Olhe para a linha de chegada agora. Ela está longe e parece impossível. Talvez ela esteja lá nas nuvens e a jornada é traiçoeira, ou a montanha é muito alta. De certo modo, você está certo. Você está desistindo antes mesmo de sentir a dor. Você está desistindo de medo da vacilada.

O que você não está vendo é que o próprio caminho te muda. Você é fraco porque você ainda não pisou no caminho. Quando você pisar, um processo irá começar. Conforme você escala a montanha, você fica mais forte. Seu cérebro de plástico irá ser moldado pelo caminho. Você pode pensar que esse caminho não é para você, mas ele é. Você simplesmente irá mudar no caminho. O caminho mesmo irá te endurecer para que você enfrente o final.
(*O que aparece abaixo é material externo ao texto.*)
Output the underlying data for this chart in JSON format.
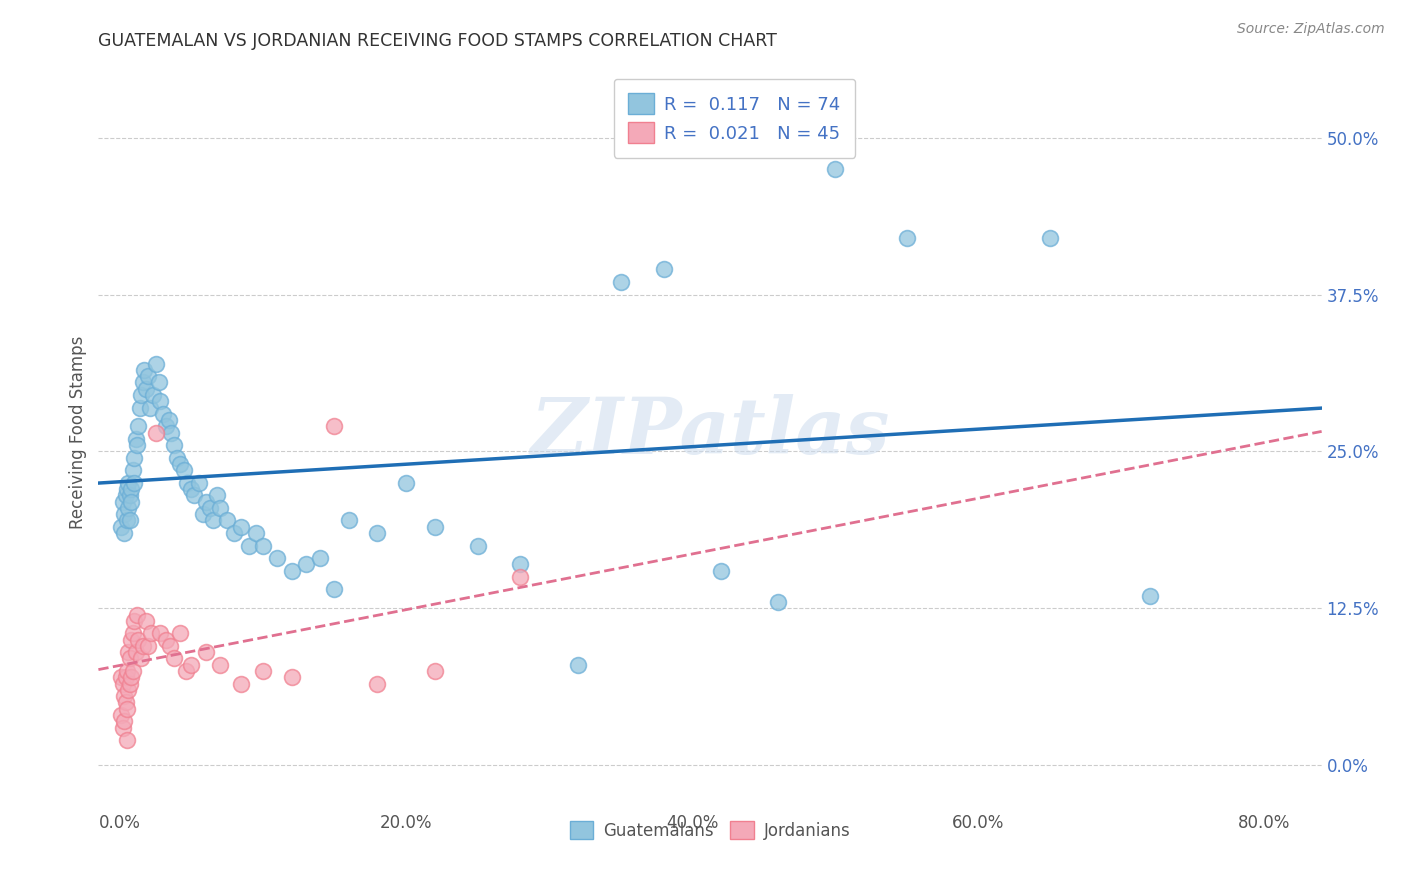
{
  "title": "GUATEMALAN VS JORDANIAN RECEIVING FOOD STAMPS CORRELATION CHART",
  "source": "Source: ZipAtlas.com",
  "ylabel": "Receiving Food Stamps",
  "xlabel_ticks": [
    "0.0%",
    "20.0%",
    "40.0%",
    "60.0%",
    "80.0%"
  ],
  "xlabel_vals": [
    0.0,
    0.2,
    0.4,
    0.6,
    0.8
  ],
  "ylabel_ticks": [
    "0.0%",
    "12.5%",
    "25.0%",
    "37.5%",
    "50.0%"
  ],
  "ylabel_vals": [
    0.0,
    0.125,
    0.25,
    0.375,
    0.5
  ],
  "xlim": [
    -0.015,
    0.84
  ],
  "ylim": [
    -0.03,
    0.56
  ],
  "guatemalan_color": "#92c5de",
  "jordanian_color": "#f4a9b8",
  "guatemalan_edge_color": "#6baed6",
  "jordanian_edge_color": "#f08090",
  "guatemalan_line_color": "#1f6eb5",
  "jordanian_line_color": "#e07090",
  "R_guatemalan": "0.117",
  "N_guatemalan": "74",
  "R_jordanian": "0.021",
  "N_jordanian": "45",
  "watermark_text": "ZIPatlas",
  "background_color": "#ffffff",
  "grid_color": "#cccccc",
  "guatemalan_x": [
    0.001,
    0.002,
    0.003,
    0.003,
    0.004,
    0.005,
    0.005,
    0.006,
    0.006,
    0.007,
    0.007,
    0.008,
    0.008,
    0.009,
    0.01,
    0.01,
    0.011,
    0.012,
    0.013,
    0.014,
    0.015,
    0.016,
    0.017,
    0.018,
    0.02,
    0.021,
    0.023,
    0.025,
    0.027,
    0.028,
    0.03,
    0.032,
    0.034,
    0.036,
    0.038,
    0.04,
    0.042,
    0.045,
    0.047,
    0.05,
    0.052,
    0.055,
    0.058,
    0.06,
    0.063,
    0.065,
    0.068,
    0.07,
    0.075,
    0.08,
    0.085,
    0.09,
    0.095,
    0.1,
    0.11,
    0.12,
    0.13,
    0.14,
    0.15,
    0.16,
    0.18,
    0.2,
    0.22,
    0.25,
    0.28,
    0.32,
    0.35,
    0.38,
    0.42,
    0.46,
    0.5,
    0.55,
    0.65,
    0.72
  ],
  "guatemalan_y": [
    0.19,
    0.21,
    0.2,
    0.185,
    0.215,
    0.22,
    0.195,
    0.225,
    0.205,
    0.215,
    0.195,
    0.22,
    0.21,
    0.235,
    0.245,
    0.225,
    0.26,
    0.255,
    0.27,
    0.285,
    0.295,
    0.305,
    0.315,
    0.3,
    0.31,
    0.285,
    0.295,
    0.32,
    0.305,
    0.29,
    0.28,
    0.27,
    0.275,
    0.265,
    0.255,
    0.245,
    0.24,
    0.235,
    0.225,
    0.22,
    0.215,
    0.225,
    0.2,
    0.21,
    0.205,
    0.195,
    0.215,
    0.205,
    0.195,
    0.185,
    0.19,
    0.175,
    0.185,
    0.175,
    0.165,
    0.155,
    0.16,
    0.165,
    0.14,
    0.195,
    0.185,
    0.225,
    0.19,
    0.175,
    0.16,
    0.08,
    0.385,
    0.395,
    0.155,
    0.13,
    0.475,
    0.42,
    0.42,
    0.135
  ],
  "jordanian_x": [
    0.001,
    0.001,
    0.002,
    0.002,
    0.003,
    0.003,
    0.004,
    0.004,
    0.005,
    0.005,
    0.005,
    0.006,
    0.006,
    0.007,
    0.007,
    0.008,
    0.008,
    0.009,
    0.009,
    0.01,
    0.011,
    0.012,
    0.013,
    0.015,
    0.016,
    0.018,
    0.02,
    0.022,
    0.025,
    0.028,
    0.032,
    0.035,
    0.038,
    0.042,
    0.046,
    0.05,
    0.06,
    0.07,
    0.085,
    0.1,
    0.12,
    0.15,
    0.18,
    0.22,
    0.28
  ],
  "jordanian_y": [
    0.07,
    0.04,
    0.065,
    0.03,
    0.055,
    0.035,
    0.07,
    0.05,
    0.075,
    0.045,
    0.02,
    0.09,
    0.06,
    0.085,
    0.065,
    0.1,
    0.07,
    0.105,
    0.075,
    0.115,
    0.09,
    0.12,
    0.1,
    0.085,
    0.095,
    0.115,
    0.095,
    0.105,
    0.265,
    0.105,
    0.1,
    0.095,
    0.085,
    0.105,
    0.075,
    0.08,
    0.09,
    0.08,
    0.065,
    0.075,
    0.07,
    0.27,
    0.065,
    0.075,
    0.15
  ]
}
Agora mesmo, tudo o que você precisa, é de começar!

LIÇÃO DE CASA No 1

Quer um exemplo real, visceral, de como é uma vacilada? Tente isto.

Quando você estiver em casa e tiver cinco minutos, vá até o banheiro, entre no chuveiro e ligue a água no FRIO. Espere um segundo; e teste para ter certeza de que a água está o mais gelada o possível.
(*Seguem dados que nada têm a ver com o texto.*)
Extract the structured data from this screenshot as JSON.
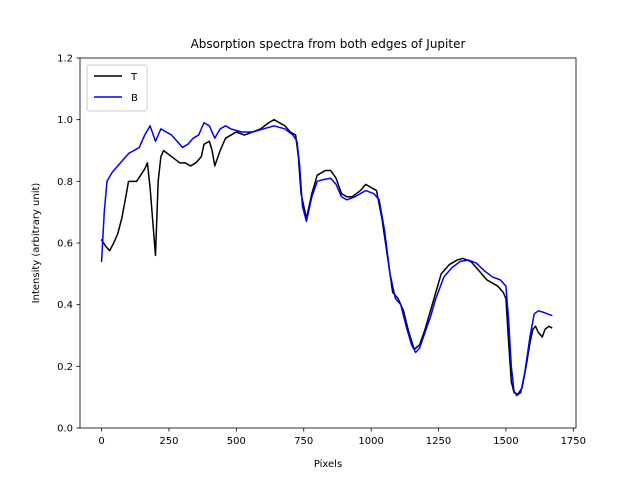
{
  "chart_data": {
    "type": "line",
    "title": "Absorption spectra from both edges of Jupiter",
    "xlabel": "Pixels",
    "ylabel": "Intensity (arbitrary unit)",
    "xlim": [
      -80,
      1760
    ],
    "ylim": [
      0.0,
      1.2
    ],
    "xticks": [
      0,
      250,
      500,
      750,
      1000,
      1250,
      1500,
      1750
    ],
    "yticks": [
      0.0,
      0.2,
      0.4,
      0.6,
      0.8,
      1.0,
      1.2
    ],
    "grid": false,
    "legend_position": "top-left",
    "series": [
      {
        "name": "T",
        "color": "#000000",
        "points": [
          [
            0,
            0.61
          ],
          [
            15,
            0.59
          ],
          [
            30,
            0.575
          ],
          [
            45,
            0.6
          ],
          [
            60,
            0.63
          ],
          [
            75,
            0.68
          ],
          [
            90,
            0.75
          ],
          [
            100,
            0.8
          ],
          [
            115,
            0.8
          ],
          [
            130,
            0.8
          ],
          [
            145,
            0.82
          ],
          [
            160,
            0.84
          ],
          [
            170,
            0.86
          ],
          [
            180,
            0.78
          ],
          [
            190,
            0.67
          ],
          [
            200,
            0.56
          ],
          [
            210,
            0.8
          ],
          [
            220,
            0.88
          ],
          [
            230,
            0.9
          ],
          [
            260,
            0.88
          ],
          [
            290,
            0.86
          ],
          [
            310,
            0.86
          ],
          [
            330,
            0.85
          ],
          [
            350,
            0.86
          ],
          [
            370,
            0.88
          ],
          [
            380,
            0.92
          ],
          [
            400,
            0.93
          ],
          [
            410,
            0.9
          ],
          [
            420,
            0.85
          ],
          [
            440,
            0.9
          ],
          [
            460,
            0.94
          ],
          [
            480,
            0.95
          ],
          [
            500,
            0.96
          ],
          [
            530,
            0.95
          ],
          [
            560,
            0.96
          ],
          [
            590,
            0.97
          ],
          [
            620,
            0.99
          ],
          [
            640,
            1.0
          ],
          [
            660,
            0.99
          ],
          [
            680,
            0.98
          ],
          [
            700,
            0.96
          ],
          [
            720,
            0.95
          ],
          [
            730,
            0.88
          ],
          [
            740,
            0.76
          ],
          [
            760,
            0.68
          ],
          [
            780,
            0.76
          ],
          [
            800,
            0.82
          ],
          [
            830,
            0.835
          ],
          [
            850,
            0.835
          ],
          [
            870,
            0.81
          ],
          [
            890,
            0.76
          ],
          [
            910,
            0.75
          ],
          [
            930,
            0.75
          ],
          [
            960,
            0.77
          ],
          [
            980,
            0.79
          ],
          [
            1000,
            0.78
          ],
          [
            1020,
            0.77
          ],
          [
            1040,
            0.68
          ],
          [
            1060,
            0.56
          ],
          [
            1080,
            0.44
          ],
          [
            1100,
            0.42
          ],
          [
            1120,
            0.38
          ],
          [
            1140,
            0.31
          ],
          [
            1160,
            0.255
          ],
          [
            1180,
            0.27
          ],
          [
            1200,
            0.32
          ],
          [
            1220,
            0.38
          ],
          [
            1240,
            0.44
          ],
          [
            1260,
            0.5
          ],
          [
            1290,
            0.53
          ],
          [
            1320,
            0.545
          ],
          [
            1340,
            0.55
          ],
          [
            1370,
            0.54
          ],
          [
            1390,
            0.52
          ],
          [
            1410,
            0.5
          ],
          [
            1430,
            0.48
          ],
          [
            1450,
            0.47
          ],
          [
            1470,
            0.46
          ],
          [
            1490,
            0.44
          ],
          [
            1500,
            0.42
          ],
          [
            1510,
            0.28
          ],
          [
            1520,
            0.15
          ],
          [
            1530,
            0.115
          ],
          [
            1545,
            0.11
          ],
          [
            1560,
            0.13
          ],
          [
            1575,
            0.2
          ],
          [
            1590,
            0.28
          ],
          [
            1600,
            0.32
          ],
          [
            1610,
            0.33
          ],
          [
            1620,
            0.31
          ],
          [
            1635,
            0.295
          ],
          [
            1645,
            0.32
          ],
          [
            1660,
            0.33
          ],
          [
            1670,
            0.325
          ]
        ]
      },
      {
        "name": "B",
        "color": "#0000ff",
        "points": [
          [
            0,
            0.54
          ],
          [
            10,
            0.7
          ],
          [
            20,
            0.8
          ],
          [
            40,
            0.83
          ],
          [
            70,
            0.86
          ],
          [
            100,
            0.89
          ],
          [
            120,
            0.9
          ],
          [
            140,
            0.91
          ],
          [
            160,
            0.95
          ],
          [
            180,
            0.98
          ],
          [
            200,
            0.93
          ],
          [
            220,
            0.97
          ],
          [
            240,
            0.96
          ],
          [
            260,
            0.95
          ],
          [
            280,
            0.93
          ],
          [
            300,
            0.91
          ],
          [
            320,
            0.92
          ],
          [
            340,
            0.94
          ],
          [
            360,
            0.95
          ],
          [
            380,
            0.99
          ],
          [
            400,
            0.98
          ],
          [
            420,
            0.94
          ],
          [
            440,
            0.97
          ],
          [
            460,
            0.98
          ],
          [
            480,
            0.97
          ],
          [
            520,
            0.96
          ],
          [
            560,
            0.96
          ],
          [
            600,
            0.97
          ],
          [
            640,
            0.98
          ],
          [
            680,
            0.97
          ],
          [
            710,
            0.95
          ],
          [
            725,
            0.93
          ],
          [
            735,
            0.85
          ],
          [
            745,
            0.72
          ],
          [
            760,
            0.67
          ],
          [
            780,
            0.75
          ],
          [
            800,
            0.8
          ],
          [
            820,
            0.805
          ],
          [
            850,
            0.81
          ],
          [
            870,
            0.79
          ],
          [
            890,
            0.75
          ],
          [
            910,
            0.74
          ],
          [
            940,
            0.75
          ],
          [
            980,
            0.77
          ],
          [
            1010,
            0.76
          ],
          [
            1030,
            0.74
          ],
          [
            1050,
            0.64
          ],
          [
            1070,
            0.5
          ],
          [
            1090,
            0.42
          ],
          [
            1110,
            0.4
          ],
          [
            1130,
            0.33
          ],
          [
            1150,
            0.27
          ],
          [
            1165,
            0.245
          ],
          [
            1180,
            0.26
          ],
          [
            1200,
            0.31
          ],
          [
            1220,
            0.36
          ],
          [
            1240,
            0.42
          ],
          [
            1270,
            0.49
          ],
          [
            1300,
            0.52
          ],
          [
            1330,
            0.54
          ],
          [
            1360,
            0.545
          ],
          [
            1390,
            0.535
          ],
          [
            1420,
            0.51
          ],
          [
            1450,
            0.49
          ],
          [
            1480,
            0.48
          ],
          [
            1500,
            0.46
          ],
          [
            1510,
            0.35
          ],
          [
            1520,
            0.2
          ],
          [
            1530,
            0.12
          ],
          [
            1540,
            0.105
          ],
          [
            1555,
            0.115
          ],
          [
            1570,
            0.18
          ],
          [
            1590,
            0.3
          ],
          [
            1605,
            0.37
          ],
          [
            1620,
            0.38
          ],
          [
            1640,
            0.375
          ],
          [
            1655,
            0.37
          ],
          [
            1670,
            0.365
          ]
        ]
      }
    ]
  }
}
Você vê o que está por vir?

Se você vê, você vai ficar tenso imediatamente. Você vai sentir no seu peito. Você talvez até ira começar a rir, parar aliviar a tensão. E você nem entrou no banho ainda. Você está prevendo uma vacilada que ainda nem aconteceu. E você já está ansioso com ela. Com algo que ainda nem

aconteceu e que não vai te matar. Ansioso por causa de algo que nem ao menos dói ou machuca.
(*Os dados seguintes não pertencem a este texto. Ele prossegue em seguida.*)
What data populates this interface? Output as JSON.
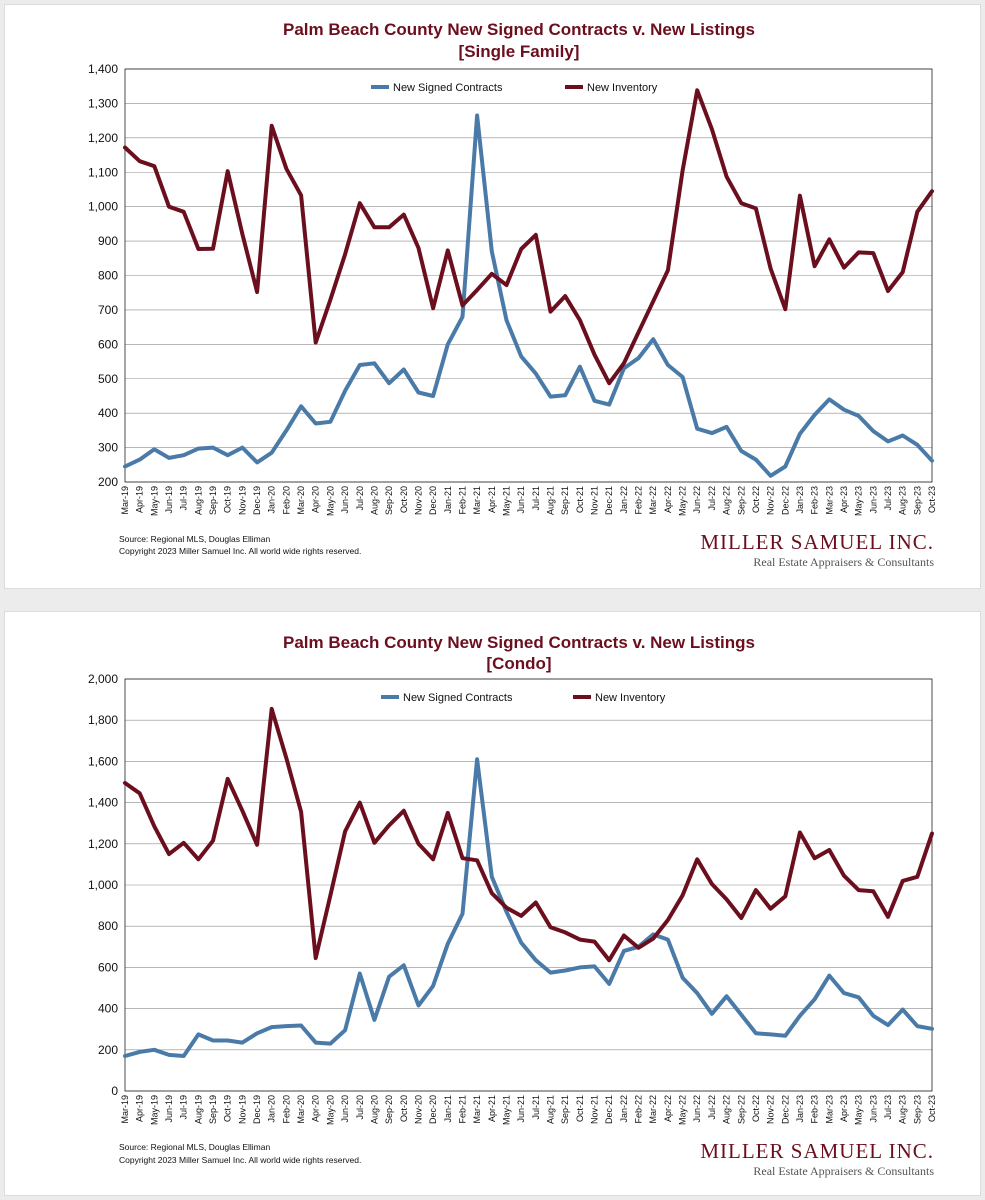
{
  "colors": {
    "contracts": "#4a7aa8",
    "inventory": "#6b0f1e",
    "title": "#6b0f1e"
  },
  "source_note": "Source: Regional MLS, Douglas Elliman",
  "copyright_note": "Copyright 2023 Miller Samuel Inc.  All world wide rights reserved.",
  "brand": {
    "name": "MILLER SAMUEL INC.",
    "tagline": "Real Estate Appraisers & Consultants"
  },
  "chart_data": [
    {
      "type": "line",
      "title": "Palm Beach County New Signed Contracts v. New Listings",
      "subtitle": "[Single Family]",
      "ylim": [
        200,
        1400
      ],
      "yticks": [
        "200",
        "300",
        "400",
        "500",
        "600",
        "700",
        "800",
        "900",
        "1,000",
        "1,100",
        "1,200",
        "1,300",
        "1,400"
      ],
      "legend_position": "top-center",
      "grid": true,
      "categories": [
        "Mar-19",
        "Apr-19",
        "May-19",
        "Jun-19",
        "Jul-19",
        "Aug-19",
        "Sep-19",
        "Oct-19",
        "Nov-19",
        "Dec-19",
        "Jan-20",
        "Feb-20",
        "Mar-20",
        "Apr-20",
        "May-20",
        "Jun-20",
        "Jul-20",
        "Aug-20",
        "Sep-20",
        "Oct-20",
        "Nov-20",
        "Dec-20",
        "Jan-21",
        "Feb-21",
        "Mar-21",
        "Apr-21",
        "May-21",
        "Jun-21",
        "Jul-21",
        "Aug-21",
        "Sep-21",
        "Oct-21",
        "Nov-21",
        "Dec-21",
        "Jan-22",
        "Feb-22",
        "Mar-22",
        "Apr-22",
        "May-22",
        "Jun-22",
        "Jul-22",
        "Aug-22",
        "Sep-22",
        "Oct-22",
        "Nov-22",
        "Dec-22",
        "Jan-23",
        "Feb-23",
        "Mar-23",
        "Apr-23",
        "May-23",
        "Jun-23",
        "Jul-23",
        "Aug-23",
        "Sep-23",
        "Oct-23"
      ],
      "series": [
        {
          "name": "New Signed Contracts",
          "values": [
            245,
            265,
            295,
            270,
            278,
            297,
            300,
            278,
            300,
            257,
            285,
            350,
            420,
            370,
            375,
            465,
            540,
            545,
            487,
            527,
            460,
            450,
            600,
            680,
            1265,
            870,
            670,
            565,
            515,
            448,
            452,
            535,
            436,
            425,
            530,
            560,
            615,
            540,
            505,
            355,
            342,
            360,
            290,
            265,
            218,
            245,
            340,
            395,
            440,
            410,
            392,
            348,
            318,
            335,
            308,
            262
          ]
        },
        {
          "name": "New Inventory",
          "values": [
            1172,
            1132,
            1118,
            1000,
            985,
            877,
            878,
            1103,
            920,
            752,
            1235,
            1110,
            1033,
            605,
            730,
            862,
            1010,
            940,
            940,
            977,
            880,
            705,
            873,
            713,
            758,
            805,
            772,
            877,
            918,
            695,
            740,
            670,
            570,
            487,
            545,
            635,
            725,
            815,
            1105,
            1338,
            1225,
            1087,
            1010,
            995,
            820,
            702,
            1032,
            827,
            905,
            823,
            867,
            865,
            755,
            810,
            985,
            1045
          ]
        }
      ]
    },
    {
      "type": "line",
      "title": "Palm Beach County New Signed Contracts v. New Listings",
      "subtitle": "[Condo]",
      "ylim": [
        0,
        2000
      ],
      "yticks": [
        "0",
        "200",
        "400",
        "600",
        "800",
        "1,000",
        "1,200",
        "1,400",
        "1,600",
        "1,800",
        "2,000"
      ],
      "legend_position": "top-center",
      "grid": true,
      "categories": [
        "Mar-19",
        "Apr-19",
        "May-19",
        "Jun-19",
        "Jul-19",
        "Aug-19",
        "Sep-19",
        "Oct-19",
        "Nov-19",
        "Dec-19",
        "Jan-20",
        "Feb-20",
        "Mar-20",
        "Apr-20",
        "May-20",
        "Jun-20",
        "Jul-20",
        "Aug-20",
        "Sep-20",
        "Oct-20",
        "Nov-20",
        "Dec-20",
        "Jan-21",
        "Feb-21",
        "Mar-21",
        "Apr-21",
        "May-21",
        "Jun-21",
        "Jul-21",
        "Aug-21",
        "Sep-21",
        "Oct-21",
        "Nov-21",
        "Dec-21",
        "Jan-22",
        "Feb-22",
        "Mar-22",
        "Apr-22",
        "May-22",
        "Jun-22",
        "Jul-22",
        "Aug-22",
        "Sep-22",
        "Oct-22",
        "Nov-22",
        "Dec-22",
        "Jan-23",
        "Feb-23",
        "Mar-23",
        "Apr-23",
        "May-23",
        "Jun-23",
        "Jul-23",
        "Aug-23",
        "Sep-23",
        "Oct-23"
      ],
      "series": [
        {
          "name": "New Signed Contracts",
          "values": [
            170,
            190,
            200,
            175,
            170,
            275,
            245,
            245,
            235,
            280,
            310,
            315,
            318,
            235,
            230,
            295,
            570,
            345,
            555,
            610,
            415,
            510,
            715,
            860,
            1610,
            1040,
            870,
            720,
            635,
            575,
            585,
            600,
            605,
            520,
            680,
            700,
            760,
            735,
            550,
            475,
            375,
            460,
            370,
            280,
            275,
            268,
            365,
            445,
            560,
            475,
            455,
            365,
            320,
            395,
            315,
            302
          ]
        },
        {
          "name": "New Inventory",
          "values": [
            1495,
            1445,
            1285,
            1150,
            1205,
            1125,
            1215,
            1515,
            1360,
            1195,
            1855,
            1615,
            1355,
            645,
            950,
            1260,
            1400,
            1205,
            1290,
            1360,
            1200,
            1125,
            1350,
            1130,
            1120,
            960,
            890,
            850,
            915,
            795,
            770,
            735,
            725,
            635,
            755,
            695,
            740,
            830,
            950,
            1125,
            1005,
            930,
            840,
            975,
            885,
            945,
            1255,
            1130,
            1170,
            1045,
            975,
            970,
            845,
            1020,
            1040,
            1250
          ]
        }
      ]
    }
  ]
}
Ok, agora entre. Agora é a hora de entrar no chuveiro.

A medida em que a água fria te acerta, pode ser que você grite ou se contorça. Mas o desconforto dura apenas um segundo. Você rapidamente se acostuma com ela. Você fica confortável com o frio, ao invés de tentar evitá-lo. Você procura entrar cada vez mais na água para acelerar o processo de ajuste.

Lembre-se da sua reação. Você pode usar esse método para tudo.

Um momento antes, a vacilada parecia tão desconfortável que você poderia se convencer de não fazer isso. Você diria para si mesmo que isso não faz sentido, mas faz; é treino. Você precisa construir o hábito de ver a vacilada e ir pra cima dela, não de racionalizar o seu medo e fugir dele.

Comece a fazer o contrário dos seus hábitos. Isso aumenta a sua tolerância contra a vacilada e o seu poder.

Você fez a lição de casa? Bom! Continue fazendo ela, todas as manhãs, pelo resto da semana.

Ah, e se você não fizer, não importa o motivo, vamos ser bem claros: você está vacilando. Esse exercício não tem nenhuma consequência, física ou social. Se você se recusar a fazê-lo, pergunte a você mesmo o porque.

Porque o exercício é bobo, ou sem sentido?

Como você vai saber sem tentar?

SEU MUNDO COMO UM CORREDOR

Estudante que só tira 10, direto. Direto para a faculdade. Direto para o trabalho. Direto pra cima na escada corporativa. Direto para os subúrbios.

Porra, te assustam direto!

Esse é você? Corredores levam você da cama, para o café, para o carro, para o trabalho e depois para casa. Você tem um cubículo aonde você vai todo dia. Você vai almoçar no mesmo lugar. Você assiste aos mesmos programas de TV. Você come a mesma comida.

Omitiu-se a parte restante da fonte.